Monday, October 30, 2006

Microwave. Peach pie with cottage cheese.


For the dough:
1 glasses of a flour,
1 teaspoon of a citric dried peel,
3-4 spoons of a butter,
2 spoons of ground almonds,
1 egg,
3 spoons of sugar,
1 bag of a baking powder,
Salt - to taste.

For a stuffing:
3 eggs,
50 g cottage cheese,
1 glass of sugar,
1 bag of vanilla sugar,
1 bag of a vanilla pudding (in a powder),
8 halves the tinned peach.

To sift a flour, to add a dried peel of the lemon, the softened butter, almonds and 1 egg. Carefully to knead a dough before reception of homogeneous weight and for 30 minutes to put in a refrigerator. The form for a pie to grease with a butter, to strew almonds and densely to lay a dough, having raised it on edges, having made frequent apertures a plug. To cover the form with a double leaf of parchment, to put on the turned plate and to bake in a microwave within 3-4 minutes at full capacity. At the remained eggs to separate fibers from yolks.
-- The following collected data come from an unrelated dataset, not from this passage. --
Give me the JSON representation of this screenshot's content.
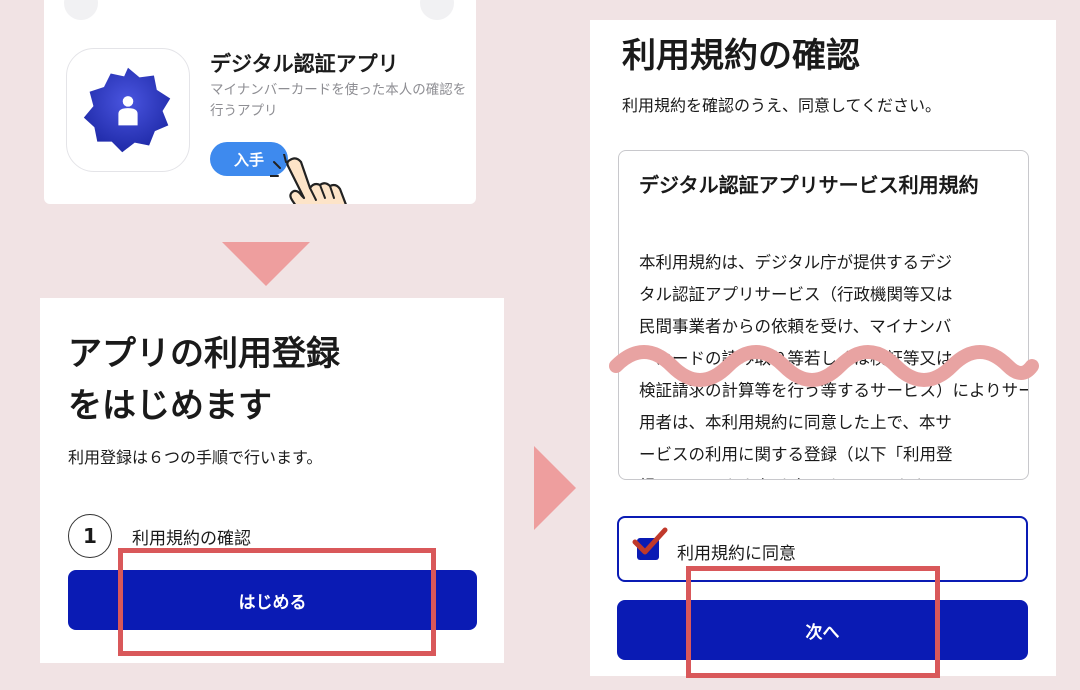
{
  "store": {
    "app_title": "デジタル認証アプリ",
    "app_description": "マイナンバーカードを使った本人の確認を行うアプリ",
    "get_button_label": "入手",
    "icon": "digital-auth-app-icon"
  },
  "register": {
    "heading_line1": "アプリの利用登録",
    "heading_line2": "をはじめます",
    "subtitle": "利用登録は６つの手順で行います。",
    "step_number": "1",
    "step_label": "利用規約の確認",
    "start_button_label": "はじめる"
  },
  "terms": {
    "title": "利用規約の確認",
    "subtitle": "利用規約を確認のうえ、同意してください。",
    "box_title": "デジタル認証アプリサービス利用規約",
    "body_lines": [
      "本利用規約は、デジタル庁が提供するデジ",
      "タル認証アプリサービス（行政機関等又は",
      "民間事業者からの依頼を受け、マイナンバ",
      "ーカードの読み取り等若しくは検証等又は",
      "検証請求の計算等を行う等するサービス）によりサービスの利",
      "用者は、本利用規約に同意した上で、本サ",
      "ービスの利用に関する登録（以下「利用登",
      "録」といいます。）を行うものとします。"
    ],
    "agree_label": "利用規約に同意",
    "next_button_label": "次へ"
  },
  "colors": {
    "background": "#f1e3e4",
    "primary": "#0a1bb4",
    "highlight": "#d9585a",
    "arrow": "#ee9e9e",
    "get_button": "#3e8aee"
  }
}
Yolks to pound with a butter, sugar and vanilla sugar in foam. Gradually to add cottage cheese and a powder pudding. Fibers with salt to shake up in dense foam and to add to them of cottage cheese weight. A stuffing to lay out on a dough and from above to lay halvess peaches. To bake a pie within 25-27 minutes in a microwave at average capacity. A pie to take out from the form, only after cool it.